How can you treat drug addition in therapy?

“When doing therapy with a drug-addicted patient, must I know what neurobiological changes have occurred in the brain as a result of addiction?  Can therapy undo permanent brain damage, that would otherwise forever cripple the patient when it comes to the urge for alcohol?” Thanks to Rikke for these interesting questions.

Ordinarily, we don’t do exploratory therapy with any drug-addicted person until he has been in recovery for at least a few months. Why? For many drug addicts, drugs are a defense against experiencing feelings and anxiety. If you explore feelings and anxiety beyond the patient’s capacity to bear them, his defenses against feeling will fail and he will resort to drugs to numb out his feelings because his defenses no longer do the job.

Thus, for many drug-addicts it’s best to begin with supportive therapy using motivational interviewing techniques and the research of the process of change group. Your supportive therapy with an active user will help him begin to see that his drug use is a problem and motivate him over time to reduce his usage of alcohol or drugs. Goals here are complicated.

In the U.S. abstinence is considered the only real practical goal for alcoholics. However, in the U.K a considerable amount of research into harm reduction has found that many alcoholics can be helped to reduce their use of alcohol to levels that are no longer harmful. Given these various positions in the field, I suspect that some patients may benefit from a harm reduction strategy, and that others may need to be abstinent in order to maintain their recovery.

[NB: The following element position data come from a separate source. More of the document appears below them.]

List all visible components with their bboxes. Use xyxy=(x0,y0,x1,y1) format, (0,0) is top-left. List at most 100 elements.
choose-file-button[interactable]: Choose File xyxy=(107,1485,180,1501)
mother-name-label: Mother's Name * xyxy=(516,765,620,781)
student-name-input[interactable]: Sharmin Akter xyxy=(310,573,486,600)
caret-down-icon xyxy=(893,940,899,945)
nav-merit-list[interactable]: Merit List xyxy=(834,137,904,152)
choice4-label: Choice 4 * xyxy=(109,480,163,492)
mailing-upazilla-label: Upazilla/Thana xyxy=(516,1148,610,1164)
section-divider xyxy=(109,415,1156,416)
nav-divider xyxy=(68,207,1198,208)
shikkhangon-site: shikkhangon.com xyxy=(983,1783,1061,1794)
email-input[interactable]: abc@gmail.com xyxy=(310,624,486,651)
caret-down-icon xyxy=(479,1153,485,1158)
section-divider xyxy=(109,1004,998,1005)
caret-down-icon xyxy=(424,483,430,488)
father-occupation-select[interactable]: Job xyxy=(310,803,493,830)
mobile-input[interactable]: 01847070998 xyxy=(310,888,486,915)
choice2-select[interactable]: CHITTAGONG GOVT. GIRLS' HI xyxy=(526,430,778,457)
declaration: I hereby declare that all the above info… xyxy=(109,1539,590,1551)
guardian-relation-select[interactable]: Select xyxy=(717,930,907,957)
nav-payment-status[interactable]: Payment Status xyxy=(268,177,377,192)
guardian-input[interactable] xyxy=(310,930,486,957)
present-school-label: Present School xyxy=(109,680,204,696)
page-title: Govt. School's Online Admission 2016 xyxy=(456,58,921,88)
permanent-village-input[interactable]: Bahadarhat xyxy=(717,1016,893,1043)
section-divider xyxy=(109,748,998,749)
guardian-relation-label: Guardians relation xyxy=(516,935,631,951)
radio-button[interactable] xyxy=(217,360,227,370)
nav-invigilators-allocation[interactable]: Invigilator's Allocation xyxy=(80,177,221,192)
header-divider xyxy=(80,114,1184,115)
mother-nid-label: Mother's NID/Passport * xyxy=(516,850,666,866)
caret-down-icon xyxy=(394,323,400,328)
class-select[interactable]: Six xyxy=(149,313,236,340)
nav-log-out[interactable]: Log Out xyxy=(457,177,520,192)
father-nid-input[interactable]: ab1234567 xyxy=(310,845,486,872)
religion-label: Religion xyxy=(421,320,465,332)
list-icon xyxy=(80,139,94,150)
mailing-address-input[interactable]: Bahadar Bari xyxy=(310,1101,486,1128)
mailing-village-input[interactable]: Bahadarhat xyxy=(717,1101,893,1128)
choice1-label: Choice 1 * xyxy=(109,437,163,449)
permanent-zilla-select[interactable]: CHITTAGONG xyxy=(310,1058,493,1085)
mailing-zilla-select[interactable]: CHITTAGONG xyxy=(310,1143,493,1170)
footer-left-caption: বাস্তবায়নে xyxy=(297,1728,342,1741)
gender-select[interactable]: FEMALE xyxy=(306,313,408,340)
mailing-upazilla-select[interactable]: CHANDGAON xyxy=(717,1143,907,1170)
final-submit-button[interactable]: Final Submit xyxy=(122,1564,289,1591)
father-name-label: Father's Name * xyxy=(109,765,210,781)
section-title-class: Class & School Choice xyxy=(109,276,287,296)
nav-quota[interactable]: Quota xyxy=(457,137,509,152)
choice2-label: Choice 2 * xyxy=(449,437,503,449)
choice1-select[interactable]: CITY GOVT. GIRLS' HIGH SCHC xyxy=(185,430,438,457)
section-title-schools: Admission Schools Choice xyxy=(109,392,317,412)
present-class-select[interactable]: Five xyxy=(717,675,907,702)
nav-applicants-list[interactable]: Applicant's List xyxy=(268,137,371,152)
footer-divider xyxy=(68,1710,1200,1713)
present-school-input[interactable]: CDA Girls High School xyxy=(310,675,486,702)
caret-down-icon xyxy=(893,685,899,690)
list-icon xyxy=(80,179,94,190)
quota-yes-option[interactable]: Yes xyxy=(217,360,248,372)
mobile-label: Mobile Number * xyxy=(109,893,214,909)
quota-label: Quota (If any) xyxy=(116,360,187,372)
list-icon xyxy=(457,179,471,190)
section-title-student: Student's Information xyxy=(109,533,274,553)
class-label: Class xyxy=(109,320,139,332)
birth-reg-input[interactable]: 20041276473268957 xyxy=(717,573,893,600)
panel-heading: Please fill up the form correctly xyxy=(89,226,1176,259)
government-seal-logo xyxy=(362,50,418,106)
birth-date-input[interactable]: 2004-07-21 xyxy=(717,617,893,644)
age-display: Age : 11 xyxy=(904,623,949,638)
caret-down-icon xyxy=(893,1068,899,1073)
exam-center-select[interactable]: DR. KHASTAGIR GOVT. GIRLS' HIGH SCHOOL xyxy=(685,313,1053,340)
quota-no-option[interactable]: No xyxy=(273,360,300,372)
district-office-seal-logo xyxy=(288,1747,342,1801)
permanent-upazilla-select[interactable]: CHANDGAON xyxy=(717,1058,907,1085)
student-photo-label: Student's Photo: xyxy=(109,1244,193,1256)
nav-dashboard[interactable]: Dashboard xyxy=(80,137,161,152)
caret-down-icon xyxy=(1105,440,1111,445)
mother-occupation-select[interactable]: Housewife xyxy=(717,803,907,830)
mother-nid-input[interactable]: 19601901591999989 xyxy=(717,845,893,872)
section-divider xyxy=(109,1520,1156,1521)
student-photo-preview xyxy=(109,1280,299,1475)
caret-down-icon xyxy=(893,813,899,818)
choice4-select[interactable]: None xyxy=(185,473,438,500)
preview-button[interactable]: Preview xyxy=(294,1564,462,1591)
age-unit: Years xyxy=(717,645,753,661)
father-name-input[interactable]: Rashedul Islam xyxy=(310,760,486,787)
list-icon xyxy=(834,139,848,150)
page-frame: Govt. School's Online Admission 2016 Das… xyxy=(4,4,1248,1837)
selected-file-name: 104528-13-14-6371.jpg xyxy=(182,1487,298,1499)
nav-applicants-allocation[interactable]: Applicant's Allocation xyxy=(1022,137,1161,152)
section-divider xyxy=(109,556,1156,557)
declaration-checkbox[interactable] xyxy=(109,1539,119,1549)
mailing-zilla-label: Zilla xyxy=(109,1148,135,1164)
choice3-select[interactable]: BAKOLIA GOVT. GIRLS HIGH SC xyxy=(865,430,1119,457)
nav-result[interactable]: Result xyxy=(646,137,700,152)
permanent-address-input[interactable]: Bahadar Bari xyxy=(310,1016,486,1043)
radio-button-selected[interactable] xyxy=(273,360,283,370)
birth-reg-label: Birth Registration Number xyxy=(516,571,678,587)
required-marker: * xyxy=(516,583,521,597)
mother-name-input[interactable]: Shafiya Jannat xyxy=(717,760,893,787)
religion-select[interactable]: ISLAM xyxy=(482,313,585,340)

Once the patient is in rehabilitation, a more exploratory therapy can be very helpful for many drug-addicted patients. In my DVDs of the fragile patient and the patient who uses projection, you see how to work with the regressive defenses that often come up with drug-addicted patients.

However, having said that, don’t forget that drug-addicted patients can be anywhere on the spectrum of psychoneurosis. Some are psychotic, some have a borderline level of character pathology, and some have neurotic conflicts. Thus, you need to assess each patient on an individual basis so that you know how to regulate the patient’s anxiety, and which defenses you will need to restructure. I always begin with the graded format with drug-addicted patients because I want to assess the patient’s anxiety and affect tolerance and self-observing capacities first. Then I work to gradually increase the patient’s capacities. If you get too high a rise of feeling, anxiety, or regressive defense, the patient will be at risk of relapse. Thus, ask about feelings, build the capacity for anxiety regulation, and help the patient see and let go of regressive defenses. Go slow.

In the average clinic, we do not have access to good instruments to assess the degree and type of brain damage patients have from drug use. Many patients begin to function better over time as their bodies detox during a period of abstinence. However, we can assess where the patient’s anxiety is discharged. We can also assess the patient’s ability to see his defenses and their price. At this stage of assessment, we may find that the patient’s ability to regulate anxiety is so poor, that his cognition is impaired. On the other hand, we may find a patient whose anxiety is well regulated and his cognition is impaired. In that case, we have probably some brain damage. In that case, proceed very slowly and make sure the patient always understands what you say.

Certainly, with good anxiety regulation, and building of other capacities, we see improvements of neuroplasticity of the brain. With patients who suffer brain damage, their progress will be slower and may be quite limited. However, I have found that some brain-damaged patients benefit from an additional treatment to psychotherapy known as Low Energy Neurofeedback System, or LENS. Many patients who receive this neurofeedback treatment or others report a great drop in anxiety physically which results in a drop in the need for substances to regulate their bodily discomfort and, as a result, they become far less impulsive. The research on this method is fairly limited, however, I have found it very useful for anyone suffering from brain damage to consider this option as an adjunct to psychotherapy.

Take home point: do supportive therapy with active drug users. Once the patient is abstinent, you can use the graded format to gradually build the patient’s affect tolerance, anxiety regulation, and restructure regressive defenses. Always avoid excessive rises of feeling, anxiety, and regressive defenses to avoid precipitating a relapse in the patient.